Der Regierungspräsident berichtet ans Ansbach
Der Regierungspräsident von Ober- und Mittelfranken erstattet am 9. September 1935 folgenden Bericht für August 1935 aus Ansbach :
Im evangelischen Kirchenstreit herrschte äußerlich Ruhe. Die Spannungen bestehen jedoch nach wie vor fort. In Bayreuth z.B. wurden in mehreren Fällen Testamente widerrufen, da sich die zu Erben eingesetzten Familienglieder zu den Deutschen Christen bekannten. Daß manche Bekenntnispfarrer glauben, gerade jetzt, wo die Aufklärung über den Juden weit über Franken hinaus im besten Schwunge ist, die frühere oder zukünftige ''Sendung'' des jüdischen Volkes nach Worten der Bibel hervorheben und behandeln zu müssen, ist geradezu ein Frevel an Volk und Bewegung, und wird nicht nur von Gegnern der Bekenntnisfront als Herausforderung angesehen. In Nr. 32 des ''Stürmer '' fanden die von einem Pfarrer wieder hervorgeholten, vor mehreren Jahren gefallenen Äußerungen des Landesbischofs Meiser über die Stellung der evangelischen Kirche zu den Juden eine deutliche, aber verdiente Abfuhr. - Eine Nr. des in Kulmbach erscheinenden ''Friedensboten'' (Wochenschrift der Gemeinschaft innerhalb der evangelischen Landeskirche) mußte wegen ähnlicher Ausführungen zu Gunsten der Juden beschlagnahmt werden; ihr befristetes Verbot wurde angeregt. In Zirndorf, BA Fürth i. Bay., wurde einem evangelischen Pfarrer wegen der Auswahl eines derartigen Predigttextes, der bei seiner Vorankündigung im öffentlichen Kirchenanzeiger Unwillen erregte, den aber dann der Pfarrer wohl deshalb in der Predigt sachlich und vorsichtig behandelte, eine Verwarnung erteilt. - Die Deutschen Christen sind in langsamen, aber stetigen Vordringen begriffen. (…)

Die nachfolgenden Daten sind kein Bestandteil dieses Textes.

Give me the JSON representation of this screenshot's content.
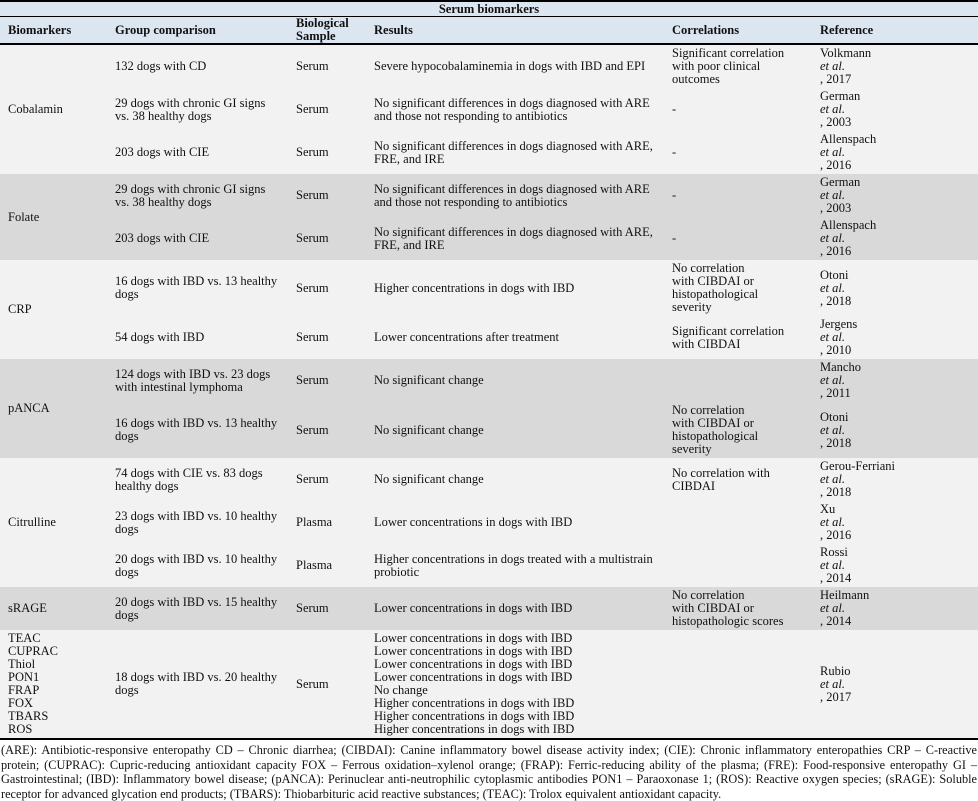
{
  "title": "Serum biomarkers",
  "columns": [
    "Biomarkers",
    "Group comparison",
    "Biological Sample",
    "Results",
    "Correlations",
    "Reference"
  ],
  "colors": {
    "header_bg": "#dce6f1",
    "band_light": "#f2f2f2",
    "band_dark": "#d9d9d9",
    "rule": "#000000"
  },
  "groups": [
    {
      "biomarker": "Cobalamin",
      "shade": "light",
      "rows": [
        {
          "group": "132 dogs with CD",
          "sample": "Serum",
          "results": "Severe hypocobalaminemia in dogs with IBD and EPI",
          "correlations": "Significant correlation\nwith poor clinical\noutcomes",
          "reference": "Volkmann et al., 2017"
        },
        {
          "group": "29 dogs with chronic GI signs vs. 38 healthy dogs",
          "sample": "Serum",
          "results": "No significant differences in dogs diagnosed with ARE and those not responding to antibiotics",
          "correlations": "-",
          "reference": "German et al., 2003"
        },
        {
          "group": "203 dogs with CIE",
          "sample": "Serum",
          "results": "No significant differences in dogs diagnosed with ARE, FRE, and IRE",
          "correlations": "-",
          "reference": "Allenspach et al., 2016"
        }
      ]
    },
    {
      "biomarker": "Folate",
      "shade": "dark",
      "rows": [
        {
          "group": "29 dogs with chronic GI signs vs. 38 healthy dogs",
          "sample": "Serum",
          "results": "No significant differences in dogs diagnosed with ARE and those not responding to antibiotics",
          "correlations": "-",
          "reference": "German et al., 2003"
        },
        {
          "group": "203 dogs with CIE",
          "sample": "Serum",
          "results": "No significant differences in dogs diagnosed with ARE, FRE, and IRE",
          "correlations": "-",
          "reference": "Allenspach et al., 2016"
        }
      ]
    },
    {
      "biomarker": "CRP",
      "shade": "light",
      "rows": [
        {
          "group": "16 dogs with IBD vs. 13 healthy dogs",
          "sample": "Serum",
          "results": "Higher concentrations in dogs with IBD",
          "correlations": "No correlation\nwith CIBDAI or\nhistopathological\nseverity",
          "reference": "Otoni et al. , 2018"
        },
        {
          "group": "54 dogs with IBD",
          "sample": "Serum",
          "results": "Lower concentrations after treatment",
          "correlations": "Significant correlation\nwith CIBDAI",
          "reference": "Jergens et al., 2010"
        }
      ]
    },
    {
      "biomarker": "pANCA",
      "shade": "dark",
      "rows": [
        {
          "group": "124 dogs with IBD vs. 23 dogs with intestinal lymphoma",
          "sample": "Serum",
          "results": "No significant change",
          "correlations": "",
          "reference": "Mancho et al., 2011"
        },
        {
          "group": "16 dogs with IBD vs. 13 healthy dogs",
          "sample": "Serum",
          "results": "No significant change",
          "correlations": "No correlation\nwith CIBDAI or\nhistopathological\nseverity",
          "reference": "Otoni et al. , 2018"
        }
      ]
    },
    {
      "biomarker": "Citrulline",
      "shade": "light",
      "rows": [
        {
          "group": "74 dogs with CIE vs. 83 dogs healthy dogs",
          "sample": "Serum",
          "results": "No significant change",
          "correlations": "No correlation with\nCIBDAI",
          "reference": "Gerou-Ferriani et al., 2018"
        },
        {
          "group": "23 dogs with IBD vs. 10 healthy dogs",
          "sample": "Plasma",
          "results": "Lower concentrations in dogs with IBD",
          "correlations": "",
          "reference": "Xu et al., 2016"
        },
        {
          "group": "20 dogs with IBD vs. 10 healthy dogs",
          "sample": "Plasma",
          "results": "Higher concentrations in dogs treated with a multistrain probiotic",
          "correlations": "",
          "reference": "Rossi et al., 2014"
        }
      ]
    },
    {
      "biomarker": "sRAGE",
      "shade": "dark",
      "rows": [
        {
          "group": "20 dogs with IBD vs. 15 healthy dogs",
          "sample": "Serum",
          "results": "Lower concentrations in dogs with IBD",
          "correlations": "No correlation\nwith CIBDAI or\nhistopathologic scores",
          "reference": "Heilmann\net al., 2014"
        }
      ]
    },
    {
      "biomarkers": [
        "TEAC",
        "CUPRAC",
        "Thiol",
        "PON1",
        "FRAP",
        "FOX",
        "TBARS",
        "ROS"
      ],
      "shade": "light",
      "rows": [
        {
          "group": "18 dogs with IBD vs. 20 healthy dogs",
          "sample": "Serum",
          "results": [
            "Lower concentrations in dogs with IBD",
            "Lower concentrations in dogs with IBD",
            "Lower concentrations in dogs with IBD",
            "Lower concentrations in dogs with IBD",
            "No change",
            "Higher concentrations in dogs with IBD",
            "Higher concentrations in dogs with IBD",
            "Higher concentrations in dogs with IBD"
          ],
          "correlations": "",
          "reference": "Rubio et al., 2017"
        }
      ]
    }
  ],
  "footnote": "(ARE): Antibiotic-responsive enteropathy CD – Chronic diarrhea; (CIBDAI): Canine inflammatory bowel disease activity index; (CIE): Chronic inflammatory enteropathies CRP – C-reactive protein; (CUPRAC): Cupric-reducing antioxidant capacity FOX – Ferrous oxidation–xylenol orange; (FRAP): Ferric-reducing ability of the plasma; (FRE): Food-responsive enteropathy GI – Gastrointestinal; (IBD): Inflammatory bowel disease; (pANCA): Perinuclear anti-neutrophilic cytoplasmic antibodies PON1 – Paraoxonase 1; (ROS): Reactive oxygen species; (sRAGE): Soluble receptor for advanced glycation end products; (TBARS): Thiobarbituric acid reactive substances; (TEAC): Trolox equivalent antioxidant capacity."
}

Die Bekämpfung des Judentums und das Verständnis für diesen Kampf zeigen erfreuliche Fortschritte. In der Berichtszeit wurden mehrere Verhaftungen wegen Rasseschändung vorgenommen; in Ansbach z. B. hatte ein verheirateter jüdischer Kultusbeamter seit langer Zeit mit einem arischen Mädchen im Judenfriedhof Zusammenkünfte zur Ausübung des Geschlechtsverkehrs. Eigenmächtige Ausschreitungen gegen das Judentum kommen nur noch selten vor. In Forth, Bez.Amt Erlangen, wurde das Haus eines Juden mit Steinen beworfen; in Ühlfeld, Bezirksamt Neustadt a.d. Aisch, wurden im Judenfriedhof einige Grabsteine umgeworfen, in Oberrimbach und Umgebung (Bezirksamt Scheinfeld) kam es zu Reibereien zwischen Berliner Notstandsarbeitern (SA -Leute) und den ortsansässigen Juden, die jedoch noch rechtzeitig von der SA-Führung unterbunden wurden. Am 6.8.1935 hielt die zionistische Ortsgruppe Bamberg einen Vortragsabend mit Dr. Friedenthal , Präsident der Deutschen Makkabi (jüdisch-nationaler-Turnerbund) als Redner ab; Teilnehmerzahl etwa 120 Personen. Der Redner bemängelte die Gleichgültigkeit der Salon-Juden gegen die Zionistenfrage, beklagte die Uneinigkeit innerhalb des Judentums und forderte zur Ansiedlung in Palästina auf, da die Juden in Deutschland nichts mehr zu erwarten hätten; in Deutschland könne die Judenfrage nur durch Auswanderung gelöst werden.